Solutions in the absolute return space are all over the map. Sanjay Yodh, managing director of alternative strategies at Rydex SGI, says his firm is broadening the suite of products to allow advisors and their clients the ability to manage risk more effectively.

Each of Rydex SGI's products-managed futures, commodity long-short and multi-hedge fund of funds-have different risk/return profiles. "It's very important for investors to focus on risk management, and we believe many alternative products can help mitigate loss," Yodh says. "These strategies need to be flexible enough to capture returns in any type of market by utilizing all the levers available, which include being able to go long, short, hedging, etc."

Caveats Galore
Advisors relying on absolute return strategies for the lion's share of clients' portfolios acknowledge that, while clients were delighted in 2008 to suffer losses in the low teens, they've started to voice discontent since many major indexes have soared 50% or more since mid-March. Some observers think they've seen it all before.

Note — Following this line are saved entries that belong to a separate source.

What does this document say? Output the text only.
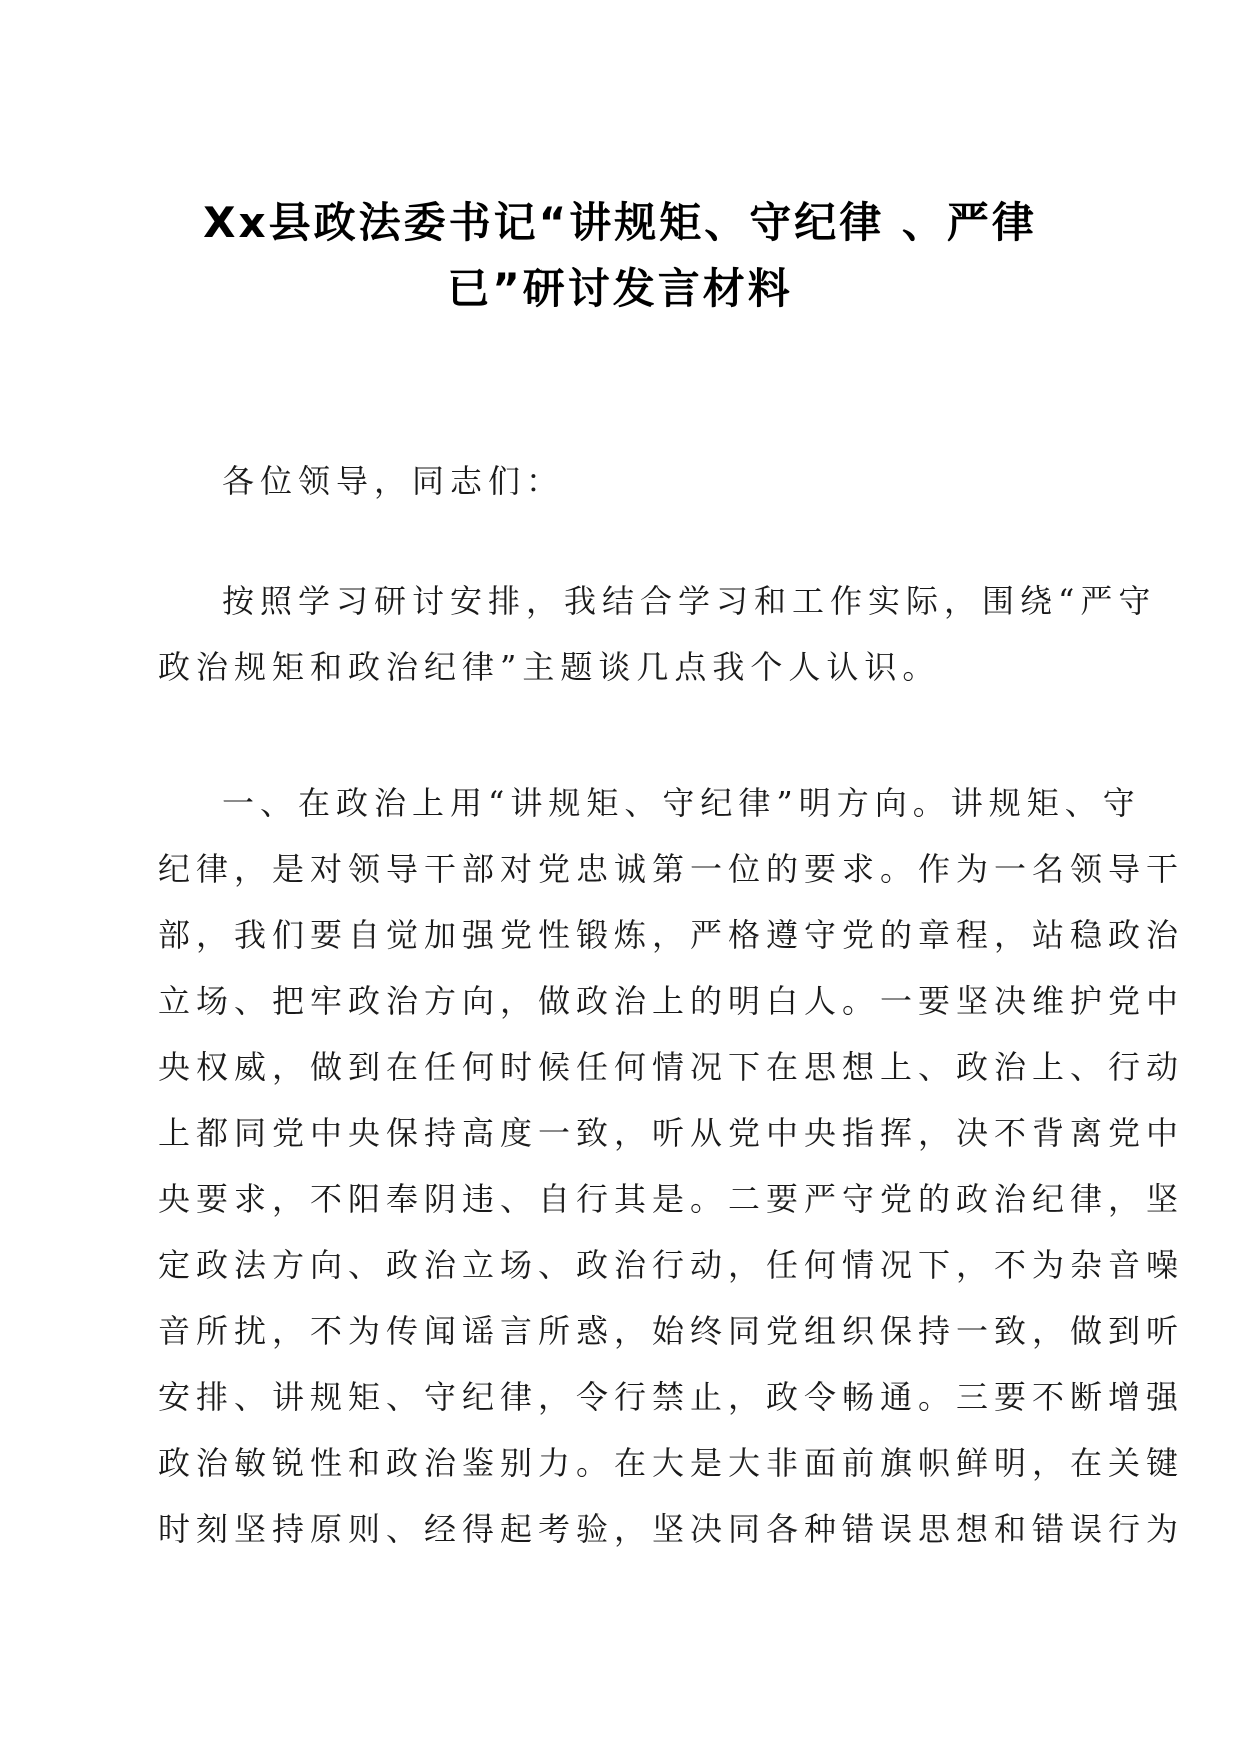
Xx县政法委书记“讲规矩、守纪律 、严律
已”研讨发言材料
各位领导，同志们：
按照学习研讨安排，我结合学习和工作实际，围绕“严守
政治规矩和政治纪律”主题谈几点我个人认识。
一、在政治上用“讲规矩、守纪律”明方向。讲规矩、守
纪律，是对领导干部对党忠诚第一位的要求。作为一名领导干
部，我们要自觉加强党性锻炼，严格遵守党的章程，站稳政治
立场、把牢政治方向，做政治上的明白人。一要坚决维护党中
央权威，做到在任何时候任何情况下在思想上、政治上、行动
上都同党中央保持高度一致，听从党中央指挥，决不背离党中
央要求，不阳奉阴违、自行其是。二要严守党的政治纪律，坚
定政法方向、政治立场、政治行动，任何情况下，不为杂音噪
音所扰，不为传闻谣言所惑，始终同党组织保持一致，做到听
安排、讲规矩、守纪律，令行禁止，政令畅通。三要不断增强
政治敏锐性和政治鉴别力。在大是大非面前旗帜鲜明，在关键
时刻坚持原则、经得起考验，坚决同各种错误思想和错误行为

"A lot of what people were wearing for a philosophy was merely an outlook," declares Nick Murray, editor of the electronic newsletter Nick Murray Interactive. "This is precisely why you find advisors significantly altering their approach, through 'tactical asset allocation' (the world's smelliest euphemism for market timing), shorting, option writing and various other return-reducing devices: What they thought was a philosophy was merely a mistaken notion of how the world works, and/or the absence of a sufficiently adult memory. Now those advisors are going to punish their clients for what they (the advisors) still haven't learned.

"As with the other two major episodes of a decade of no equity returns in the last hundred years (the ones that ended in 1935 and 1974), I suspect you will now see a protracted period of above-average returns, with trailing ten-year returns cycling back up toward 20%, as happened in both other instances," Murray continues. "Marty Zweig famously said that the market will always figure out a way to disappoint the largest possible number of people, and my hunch is that the most bitterly disappointed advisors and investors over the next block of time will be those who are just now shrilly excoriating the 'outdated' notion of buy-and-hold."

Leading practitioners of absolute return investing understand where Murray is coming from, even if they are somewhat more agnostic in their outlook. Putnam's Knight views absolute return as "a complement," to other holdings in an investor's portfolio, not a substitute for them.

And AQR's Asness sees the danger of reading too much into the events of 2008. "Investors of all types tend to overreact to the relatively recent past, particularly to what's happened over, say, the last three to five years," he says. "If over this time frame, long-only strategies outperformed absolute return, investors would probably favor them more than usual. Sadly it would probably be the precise time to do the opposite."

In the interest of disclosure, many of the sources quoted in this article, including Nick Murray, Michael Martin, Cliff Asness and Lou Stanasolovich, do write or have written for Financial Advisor magazine.